Alternatively, the summation on the left-hand side corresponds to total volume. Since that is known as part of the problem specification, the blending constraint could also be written as

\begin{align} \bar{A}V & = \sum_{c\in C}x_c A_c & \mbox{ Version 2 of the linear blending constraint} \end{align}

Which should you use? Either will generally work well. The advantage of version 1 is that it is fully specified by a product requirement $\bar{A}$, which is sometimes helpful in writing elegant Python code.

Pyomo Model

A Pyomo implementation of this blending model is shown in the next cell. The model is contained within a Python function so that it can be more easily reused for additional calculations, or eventually for use by the process operator.

Note that the pyomo library has been imported with the prefix pyomo.

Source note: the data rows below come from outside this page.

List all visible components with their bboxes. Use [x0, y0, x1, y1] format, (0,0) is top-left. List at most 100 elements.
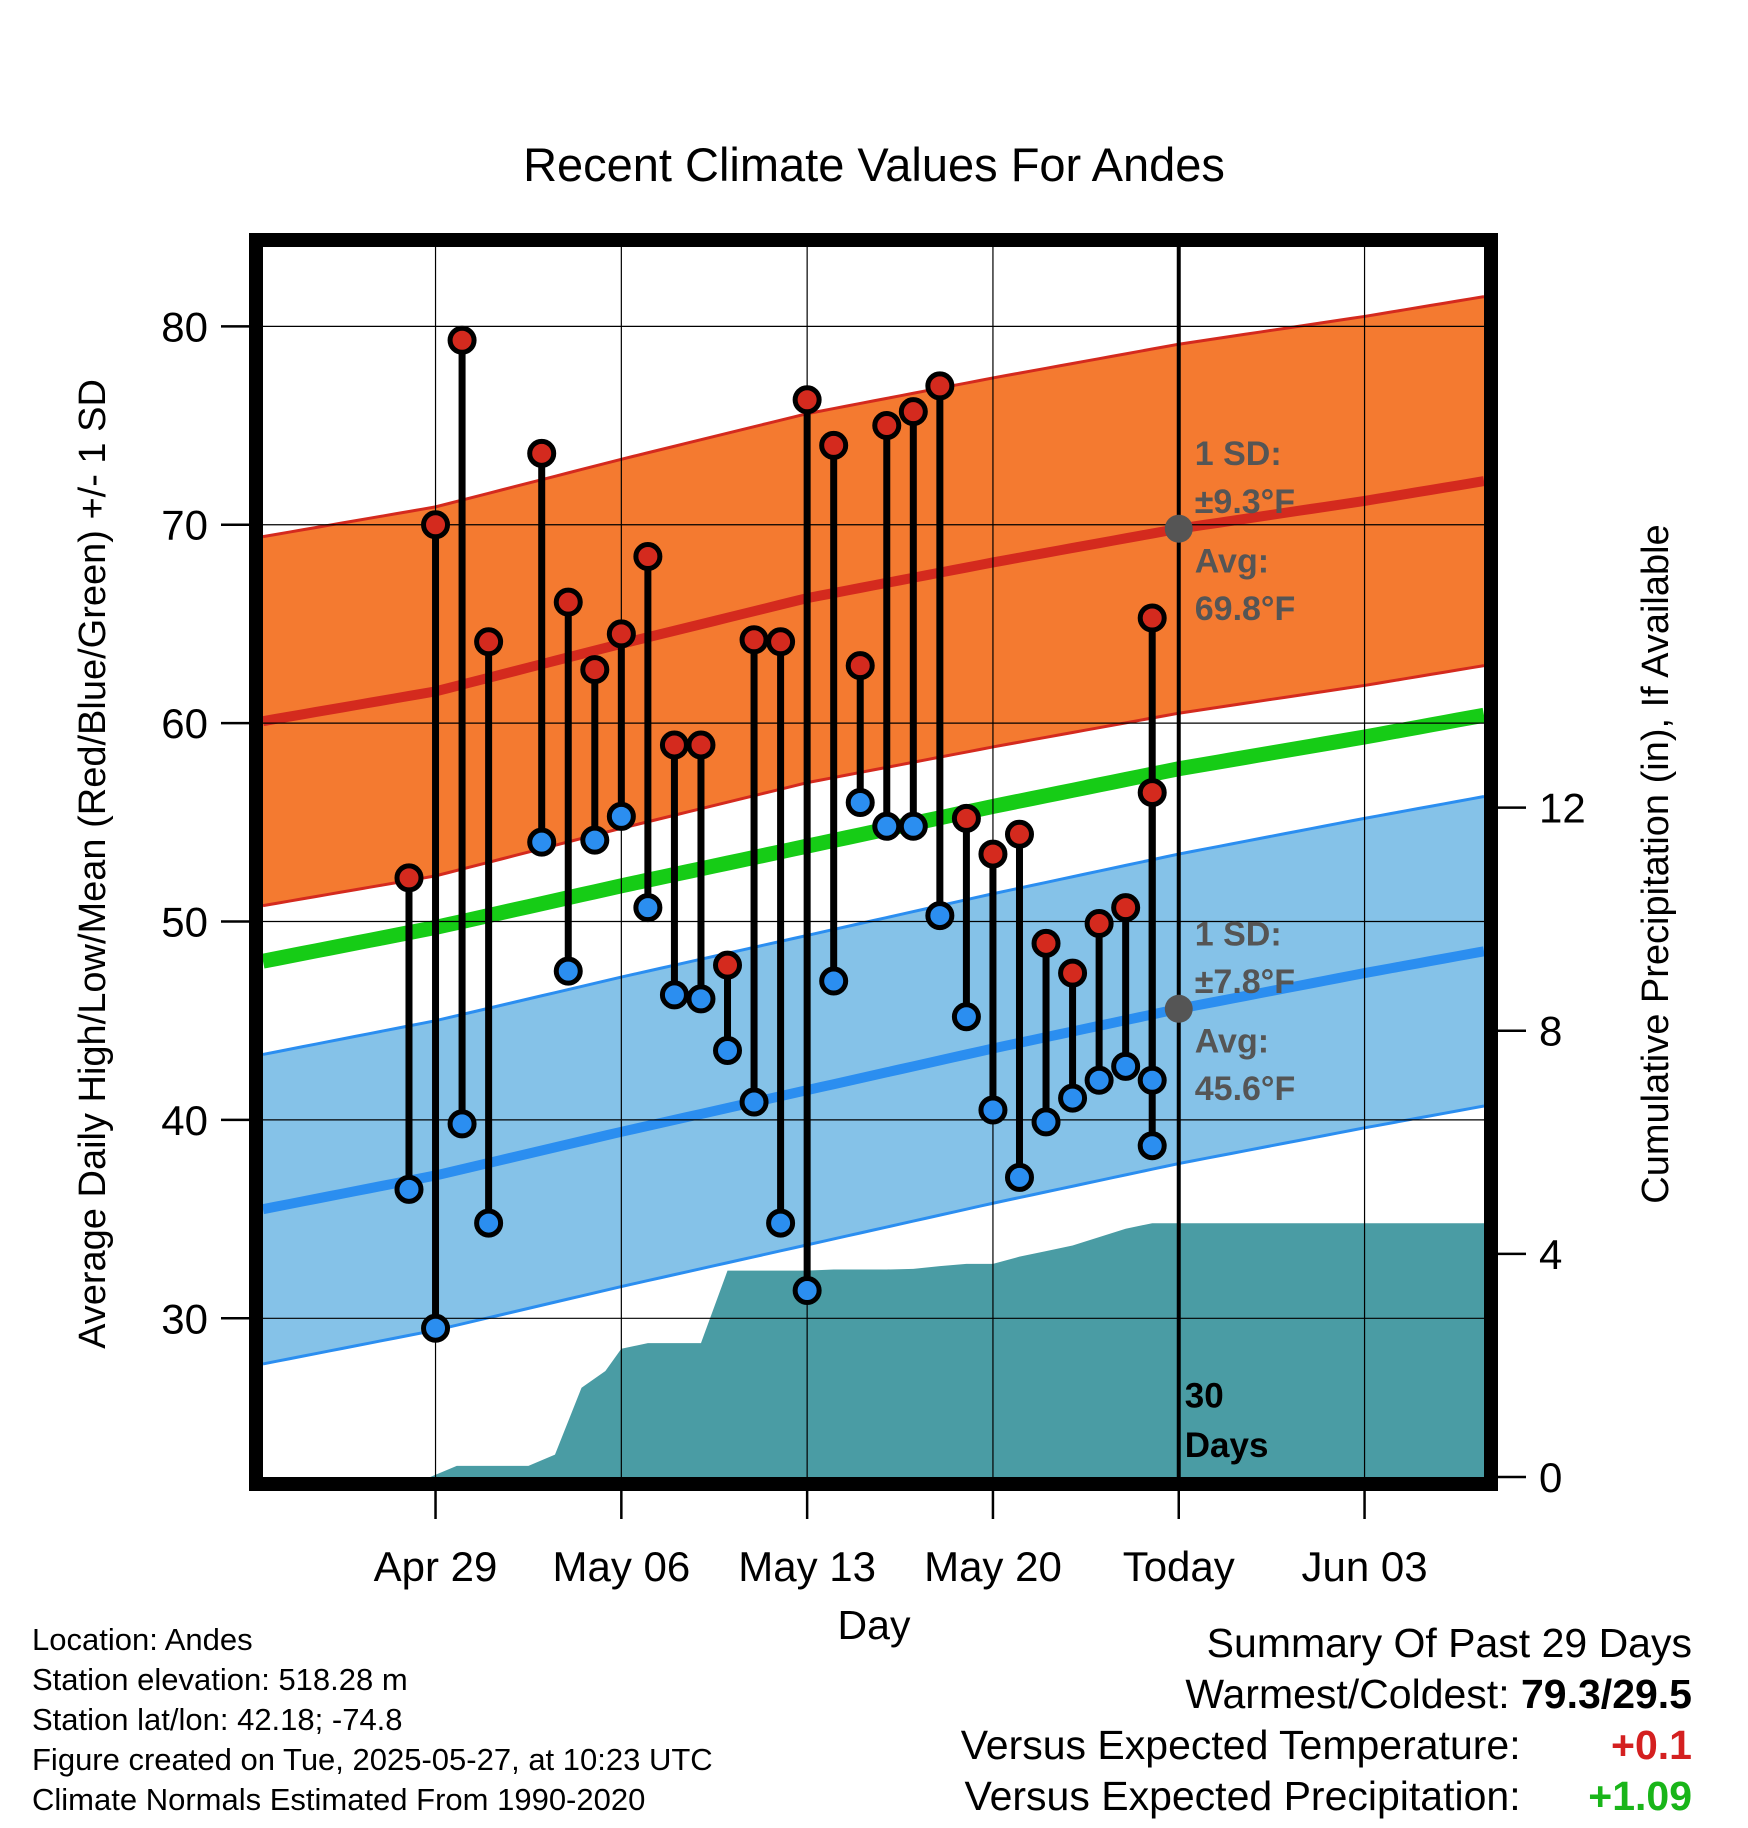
- obs-low-point-1: [421, 1313, 451, 1343]
- obs-high-point-2: [447, 325, 477, 355]
- obs-low-point-16: [845, 787, 875, 817]
- y-right-tick-label-2: 8: [1539, 1008, 1562, 1055]
- obs-high-point-15: [819, 430, 849, 460]
- obs-low-point-13: [766, 1208, 796, 1238]
- temp-label: Versus Expected Temperature:: [960, 1722, 1521, 1768]
- low-normal-band-lower-edge: [262, 1104, 1485, 1366]
- obs-low-point-9: [659, 980, 689, 1010]
- prcp-value: +1.09: [1588, 1773, 1692, 1819]
- y-axis-label-right: Cumulative Precipitation (in), If Availa…: [1635, 524, 1677, 1203]
- x-tick-label-5: Jun 03: [1301, 1543, 1427, 1590]
- summary-temp-row: Versus Expected Temperature: +0.1: [961, 1720, 1692, 1771]
- obs-low-point-2: [447, 1109, 477, 1139]
- low-sd-label-line2: ±7.8°F: [1195, 963, 1295, 1001]
- high-normal-mean-line: [262, 476, 1485, 727]
- summary-warm-row: Warmest/Coldest: 79.3/29.5: [961, 1669, 1692, 1720]
- obs-low-point-7: [606, 801, 636, 831]
- high-avg-label-line1: Avg:: [1195, 542, 1269, 580]
- obs-high-point-17: [872, 411, 902, 441]
- obs-low-point-5: [553, 956, 583, 986]
- obs-high-point-24: [1058, 958, 1088, 988]
- location-text: Location: Andes: [32, 1622, 253, 1657]
- y-right-tick-label-3: 12: [1539, 785, 1586, 832]
- created-text: Figure created on Tue, 2025-05-27, at 10…: [32, 1742, 713, 1777]
- obs-high-point-25: [1084, 909, 1114, 938]
- y-tick-label-2: 50: [161, 899, 208, 946]
- obs-high-point-23: [1031, 928, 1061, 958]
- obs-high-point-11: [713, 950, 743, 980]
- plot-frame: [249, 233, 1498, 1491]
- summary-prcp-row: Versus Expected Precipitation: +1.09: [961, 1771, 1693, 1822]
- obs-low-point-21: [978, 1095, 1008, 1125]
- x-axis-label: Day: [838, 1602, 911, 1648]
- obs-high-point-18: [898, 397, 928, 427]
- elevation-text: Station elevation: 518.28 m: [32, 1662, 408, 1697]
- y-tick-label-1: 40: [161, 1097, 208, 1144]
- obs-high-point-27: [1137, 778, 1167, 808]
- obs-low-point-8: [633, 893, 663, 923]
- summary-panel: Summary Of Past 29 Days Warmest/Coldest:…: [961, 1618, 1692, 1822]
- obs-high-point-0: [394, 863, 424, 893]
- summary-title: Summary Of Past 29 Days: [1206, 1620, 1692, 1666]
- high-sd-label-line2: ±9.3°F: [1195, 483, 1295, 521]
- obs-low-point-12: [739, 1087, 769, 1117]
- x-tick-label-2: May 13: [738, 1543, 876, 1590]
- obs-high-point-9: [659, 730, 689, 760]
- obs-low-point-6: [580, 825, 610, 855]
- obs-low-point-17: [872, 811, 902, 841]
- obs-high-point-3: [474, 627, 504, 657]
- warm-value: 79.3/29.5: [1521, 1671, 1692, 1717]
- x-tick-label-0: Apr 29: [374, 1543, 498, 1590]
- obs-high-point-12: [739, 625, 769, 655]
- obs-low-point-4: [527, 827, 557, 857]
- obs-high-point-7: [606, 619, 636, 649]
- prcp-label: Versus Expected Precipitation:: [964, 1773, 1521, 1819]
- today-high-avg-marker: [1164, 514, 1193, 543]
- obs-low-point-23: [1031, 1107, 1061, 1137]
- y-tick-label-3: 60: [161, 700, 208, 747]
- obs-high-point-6: [580, 655, 610, 685]
- obs-high-point-26: [1111, 893, 1141, 923]
- obs-low-point-24: [1058, 1083, 1088, 1113]
- x-tick-label-4: Today: [1123, 1543, 1235, 1590]
- station-info: Location: Andes Station elevation: 518.2…: [32, 1620, 713, 1820]
- obs-low-point-14: [792, 1276, 822, 1306]
- chart-title: Recent Climate Values For Andes: [523, 138, 1225, 191]
- y-tick-label-5: 80: [161, 303, 208, 350]
- obs-low-point-26: [1111, 1051, 1141, 1081]
- y-tick-label-4: 70: [161, 502, 208, 549]
- x-tick-label-1: May 06: [552, 1543, 690, 1590]
- obs-high-point-13: [766, 627, 796, 657]
- today-days-label-line1: 30: [1185, 1377, 1224, 1416]
- low-normal-band-upper-edge: [262, 795, 1485, 1056]
- obs-low-point-19: [925, 901, 955, 931]
- high-sd-label-line1: 1 SD:: [1195, 435, 1282, 473]
- obs-high-point-21: [978, 839, 1008, 869]
- high-normal-band-lower-edge: [262, 664, 1485, 908]
- obs-low-point-18: [898, 811, 928, 841]
- normals-text: Climate Normals Estimated From 1990-2020: [32, 1782, 646, 1817]
- obs-low-point-10: [686, 984, 716, 1014]
- latlon-text: Station lat/lon: 42.18; -74.8: [32, 1702, 403, 1737]
- y-axis-label-left: Average Daily High/Low/Mean (Red/Blue/Gr…: [72, 379, 114, 1349]
- obs-high-point-4: [527, 438, 557, 468]
- today-low-avg-marker: [1164, 994, 1193, 1023]
- today-days-label-line2: Days: [1185, 1426, 1269, 1465]
- obs-low-point-22: [1004, 1162, 1034, 1192]
- warm-label: Warmest/Coldest:: [1185, 1671, 1510, 1717]
- obs-low-point-11: [713, 1035, 743, 1065]
- plot-area: 1 SD: ±9.3°F Avg: 69.8°F 1 SD: ±7.8°F Avg: 45.6…: [161, 233, 1586, 1590]
- obs-high-point-20: [951, 803, 981, 833]
- obs-high-point-5: [553, 587, 583, 617]
- obs-low-point-28: [1137, 1131, 1167, 1161]
- obs-high-point-10: [686, 730, 716, 760]
- low-normal-mean-line: [262, 946, 1485, 1215]
- low-avg-label-line2: 45.6°F: [1195, 1070, 1296, 1108]
- y-right-tick-label-0: 0: [1539, 1454, 1562, 1501]
- y-right-tick-label-1: 4: [1539, 1231, 1562, 1278]
- low-avg-label-line1: Avg:: [1195, 1022, 1269, 1060]
- obs-low-point-0: [394, 1174, 424, 1204]
- obs-high-point-19: [925, 371, 955, 401]
- obs-low-point-25: [1084, 1065, 1114, 1095]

This is good programming practive to avoid namespace collisions with problem data.

In [19]:
import pyomo.environ as pyomo

vol = 100
abv = 0.040

def beer_blend(vol, abv, data):
    C = data.keys()
    model = pyomo.ConcreteModel()
    model.x = pyomo.Var(C, domain=pyomo.NonNegativeReals)
    model.cost = pyomo.Objective(expr = sum(model.x[c]*data[c]['cost'] for c in C))
    model.vol = pyomo.Constraint(expr = vol == sum(model.x[c] for c in C))
    model.abv = pyomo.Constraint(expr = 0 == sum(model.x[c]*(data[c]['abv'] - abv) for c in C))

    solver = pyomo.SolverFactory('glpk')
    solver.solve(model)

    print('Optimal Blend')
    for c in data.keys():
        print('  ', c, ':', model.x[c](), 'gallons')
    print()
    print('Volume = ', model.vol(), 'gallons')
    print('Cost = $', model.cost())
    
beer_blend(vol, abv, data)
Optimal Blend
   A : 37.5 gallons
   B : 62.5 gallons
   W : 0.0 gallons

Volume =  100.0 gallons
Cost = $ 27.625